O Google limitou o acesso da Meta aos seus modelos Gemini AI devido a restrições na capacidade computacional, de acordo com um relatório do Financial Times. Essa restrição afetou significativamente a Meta, obrigando a empresa a instruir os funcionários a utilizar tokens de IA de forma mais eficiente. A Meta também está transferindo cargas de trabalho do Gemini para seu próprio modelo Muse Spark para reduzir sua dependência de provedores externos de IA.

A Meta inicialmente dependia do Gemini para tarefas como moderação de conteúdo e processos de segurança, devido ao seu desempenho superior em comparação com os modelos de código aberto Llama da Meta. Com o acesso limitado ao Gemini, a Meta está acelerando sua transição para o Muse Spark, lançado sob sua divisão Superintelligence Labs. Os ajustes sinalizam os esforços da Meta para desenvolver alternativas internas para cargas de trabalho essenciais.

Em resposta à crescente demanda pelo Gemini Enterprise, o Google pagou à SpaceX US$ 920 milhões por mês pelo acesso a 110.000 GPUs Nvidia, conhecidas como “capacidade de ponte”. Esta parceria sublinha a escassez de computadores que está a remodelar as relações na indústria tecnológica. Apesar de possuir uma quantidade significativa de infraestrutura de IA e projetar mais de 180 mil milhões de dólares em despesas de capital para 2023, a Google ainda não consegue satisfazer todas as exigências dos clientes e está a racionar o acesso aos seus modelos.

Anteriormente, a Meta cortou 8.000 empregos para se concentrar em iniciativas de IA e, desde então, reatribuiu 7.000 funcionários para funções concentradas em inteligência artificial. As restrições ao Gemini levaram a Meta a melhorar as suas capacidades internas num momento crucial em que a procura por recursos de computação de IA ultrapassa a infraestrutura disponível. Outras empresas, como a Anthropic, estão igualmente à procura de recursos da SpaceX para apoiar as suas operações, destacando uma questão mais ampla de restrições de oferta no setor da IA.

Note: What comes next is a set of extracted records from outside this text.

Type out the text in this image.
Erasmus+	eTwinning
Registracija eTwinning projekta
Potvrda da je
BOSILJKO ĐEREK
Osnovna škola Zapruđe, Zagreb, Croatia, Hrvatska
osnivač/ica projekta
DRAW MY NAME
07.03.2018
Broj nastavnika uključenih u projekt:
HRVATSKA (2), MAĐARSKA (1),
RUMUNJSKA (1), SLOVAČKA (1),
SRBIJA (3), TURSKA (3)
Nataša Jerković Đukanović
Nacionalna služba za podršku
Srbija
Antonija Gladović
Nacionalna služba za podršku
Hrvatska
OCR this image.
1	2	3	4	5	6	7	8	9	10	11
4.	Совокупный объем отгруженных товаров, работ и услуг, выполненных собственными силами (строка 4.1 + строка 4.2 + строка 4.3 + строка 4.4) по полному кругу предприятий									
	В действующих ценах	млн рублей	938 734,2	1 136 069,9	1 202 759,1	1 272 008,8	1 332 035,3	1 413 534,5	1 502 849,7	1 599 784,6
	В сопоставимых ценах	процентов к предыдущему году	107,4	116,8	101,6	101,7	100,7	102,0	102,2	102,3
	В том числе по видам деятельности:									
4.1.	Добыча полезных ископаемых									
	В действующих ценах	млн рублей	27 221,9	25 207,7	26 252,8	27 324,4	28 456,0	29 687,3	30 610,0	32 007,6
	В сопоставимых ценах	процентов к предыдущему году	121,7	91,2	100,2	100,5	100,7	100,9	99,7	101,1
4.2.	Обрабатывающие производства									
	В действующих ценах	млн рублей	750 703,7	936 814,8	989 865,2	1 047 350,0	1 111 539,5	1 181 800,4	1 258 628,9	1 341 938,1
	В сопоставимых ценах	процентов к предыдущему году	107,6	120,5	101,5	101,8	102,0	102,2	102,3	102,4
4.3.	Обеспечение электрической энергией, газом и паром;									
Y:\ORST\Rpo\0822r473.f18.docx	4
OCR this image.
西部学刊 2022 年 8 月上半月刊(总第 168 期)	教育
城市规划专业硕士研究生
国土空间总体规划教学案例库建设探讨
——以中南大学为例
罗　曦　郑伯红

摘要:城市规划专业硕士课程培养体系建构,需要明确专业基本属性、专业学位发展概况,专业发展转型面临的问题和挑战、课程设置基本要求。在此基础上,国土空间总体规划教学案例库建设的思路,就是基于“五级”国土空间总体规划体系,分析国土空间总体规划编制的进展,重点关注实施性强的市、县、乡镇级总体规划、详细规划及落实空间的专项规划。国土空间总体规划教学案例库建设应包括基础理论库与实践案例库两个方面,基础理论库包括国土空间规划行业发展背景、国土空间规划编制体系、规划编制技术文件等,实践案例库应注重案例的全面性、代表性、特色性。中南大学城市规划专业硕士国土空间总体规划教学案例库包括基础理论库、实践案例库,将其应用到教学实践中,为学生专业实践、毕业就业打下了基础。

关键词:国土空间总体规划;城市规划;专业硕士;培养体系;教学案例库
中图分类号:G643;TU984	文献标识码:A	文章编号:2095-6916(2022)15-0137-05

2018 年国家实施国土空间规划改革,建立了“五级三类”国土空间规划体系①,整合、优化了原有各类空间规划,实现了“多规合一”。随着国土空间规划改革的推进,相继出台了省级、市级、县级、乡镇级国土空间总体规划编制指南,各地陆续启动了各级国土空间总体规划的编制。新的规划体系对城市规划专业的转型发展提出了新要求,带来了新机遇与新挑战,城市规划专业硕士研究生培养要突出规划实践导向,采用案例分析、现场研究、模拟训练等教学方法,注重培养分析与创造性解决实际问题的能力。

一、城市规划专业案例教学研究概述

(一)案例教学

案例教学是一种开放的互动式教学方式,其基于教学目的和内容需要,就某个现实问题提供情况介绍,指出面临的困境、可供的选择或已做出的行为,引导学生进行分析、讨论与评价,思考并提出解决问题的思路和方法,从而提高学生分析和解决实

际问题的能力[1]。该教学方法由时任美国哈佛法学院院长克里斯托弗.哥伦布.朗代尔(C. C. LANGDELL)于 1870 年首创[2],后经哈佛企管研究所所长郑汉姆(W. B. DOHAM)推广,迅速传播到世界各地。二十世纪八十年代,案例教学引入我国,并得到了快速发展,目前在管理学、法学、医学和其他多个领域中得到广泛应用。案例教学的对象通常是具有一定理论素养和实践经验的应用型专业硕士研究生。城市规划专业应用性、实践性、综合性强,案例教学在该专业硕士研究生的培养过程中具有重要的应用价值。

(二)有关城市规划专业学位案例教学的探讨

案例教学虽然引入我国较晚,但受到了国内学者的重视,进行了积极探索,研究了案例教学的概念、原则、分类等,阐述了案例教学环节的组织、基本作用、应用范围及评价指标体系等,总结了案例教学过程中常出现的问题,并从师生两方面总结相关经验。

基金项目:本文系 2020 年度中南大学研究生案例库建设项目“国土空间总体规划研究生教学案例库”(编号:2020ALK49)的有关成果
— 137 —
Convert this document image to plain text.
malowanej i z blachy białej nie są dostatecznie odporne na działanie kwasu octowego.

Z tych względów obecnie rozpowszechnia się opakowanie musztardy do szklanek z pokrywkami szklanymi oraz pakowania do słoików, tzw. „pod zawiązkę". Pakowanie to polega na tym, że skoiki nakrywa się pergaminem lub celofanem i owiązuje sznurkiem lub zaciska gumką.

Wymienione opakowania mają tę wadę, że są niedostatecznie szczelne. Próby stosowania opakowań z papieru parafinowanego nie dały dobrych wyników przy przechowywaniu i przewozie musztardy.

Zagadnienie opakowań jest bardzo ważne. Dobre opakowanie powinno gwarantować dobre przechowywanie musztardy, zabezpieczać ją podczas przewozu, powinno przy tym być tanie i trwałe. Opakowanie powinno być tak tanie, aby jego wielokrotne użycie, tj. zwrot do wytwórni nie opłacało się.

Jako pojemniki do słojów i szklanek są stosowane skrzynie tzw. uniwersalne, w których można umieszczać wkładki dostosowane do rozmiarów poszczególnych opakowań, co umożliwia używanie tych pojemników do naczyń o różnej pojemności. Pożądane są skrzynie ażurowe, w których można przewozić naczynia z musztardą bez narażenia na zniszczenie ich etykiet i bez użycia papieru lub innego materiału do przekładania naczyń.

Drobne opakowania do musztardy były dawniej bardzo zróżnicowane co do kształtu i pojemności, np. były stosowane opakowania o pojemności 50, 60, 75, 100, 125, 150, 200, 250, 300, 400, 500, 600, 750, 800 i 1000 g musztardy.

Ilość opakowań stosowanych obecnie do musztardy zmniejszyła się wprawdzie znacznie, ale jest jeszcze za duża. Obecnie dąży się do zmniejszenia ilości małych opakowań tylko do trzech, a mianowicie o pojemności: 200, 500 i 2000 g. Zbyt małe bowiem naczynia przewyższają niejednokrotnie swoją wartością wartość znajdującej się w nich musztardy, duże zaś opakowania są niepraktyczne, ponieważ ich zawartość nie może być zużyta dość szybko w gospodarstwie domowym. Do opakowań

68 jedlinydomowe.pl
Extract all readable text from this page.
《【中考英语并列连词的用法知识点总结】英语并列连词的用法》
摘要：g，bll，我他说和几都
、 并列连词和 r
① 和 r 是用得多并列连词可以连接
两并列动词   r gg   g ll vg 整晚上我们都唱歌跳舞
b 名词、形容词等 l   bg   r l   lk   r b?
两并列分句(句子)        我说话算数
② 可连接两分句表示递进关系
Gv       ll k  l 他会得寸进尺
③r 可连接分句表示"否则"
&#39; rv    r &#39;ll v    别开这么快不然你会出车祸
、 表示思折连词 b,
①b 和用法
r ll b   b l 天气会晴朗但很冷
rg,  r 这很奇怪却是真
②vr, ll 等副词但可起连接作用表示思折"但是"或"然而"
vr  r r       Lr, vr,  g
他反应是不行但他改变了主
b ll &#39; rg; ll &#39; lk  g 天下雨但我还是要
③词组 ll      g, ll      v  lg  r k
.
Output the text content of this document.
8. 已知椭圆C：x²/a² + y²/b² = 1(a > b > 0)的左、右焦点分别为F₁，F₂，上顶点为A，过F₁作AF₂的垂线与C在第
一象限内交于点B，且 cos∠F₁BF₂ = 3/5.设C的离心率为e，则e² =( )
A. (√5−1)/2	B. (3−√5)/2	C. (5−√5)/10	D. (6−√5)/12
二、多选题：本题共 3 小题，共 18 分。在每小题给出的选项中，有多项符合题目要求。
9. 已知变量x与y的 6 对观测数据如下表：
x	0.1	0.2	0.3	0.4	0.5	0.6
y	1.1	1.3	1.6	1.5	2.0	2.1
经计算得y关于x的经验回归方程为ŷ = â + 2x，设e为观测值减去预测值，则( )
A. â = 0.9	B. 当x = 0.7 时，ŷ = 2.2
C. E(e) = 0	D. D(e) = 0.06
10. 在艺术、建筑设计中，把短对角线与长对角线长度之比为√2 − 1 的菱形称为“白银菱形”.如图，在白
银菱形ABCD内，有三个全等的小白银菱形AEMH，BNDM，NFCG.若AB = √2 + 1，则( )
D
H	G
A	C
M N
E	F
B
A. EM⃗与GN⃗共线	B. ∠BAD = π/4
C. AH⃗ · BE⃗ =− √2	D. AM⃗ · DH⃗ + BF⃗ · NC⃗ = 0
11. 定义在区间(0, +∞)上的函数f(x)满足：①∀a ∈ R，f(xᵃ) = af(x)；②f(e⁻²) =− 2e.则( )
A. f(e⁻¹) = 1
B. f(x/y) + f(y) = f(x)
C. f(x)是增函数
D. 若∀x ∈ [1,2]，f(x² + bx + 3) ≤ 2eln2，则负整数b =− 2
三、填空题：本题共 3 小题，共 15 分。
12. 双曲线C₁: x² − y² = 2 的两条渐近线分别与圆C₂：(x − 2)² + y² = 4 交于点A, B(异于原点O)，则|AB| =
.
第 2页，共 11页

O cenário actual reflecte um estrangulamento significativo no boom da IA, onde o crescimento da procura de poder computacional está a ultrapassar o desenvolvimento das infra-estruturas. Esta tendência ilustra que as limitações enfrentadas pelas grandes empresas no acesso aos modelos de IA não são apenas resultado de desafios algorítmicos, mas decorrem da infraestrutura física necessária para suportar o aumento do consumo.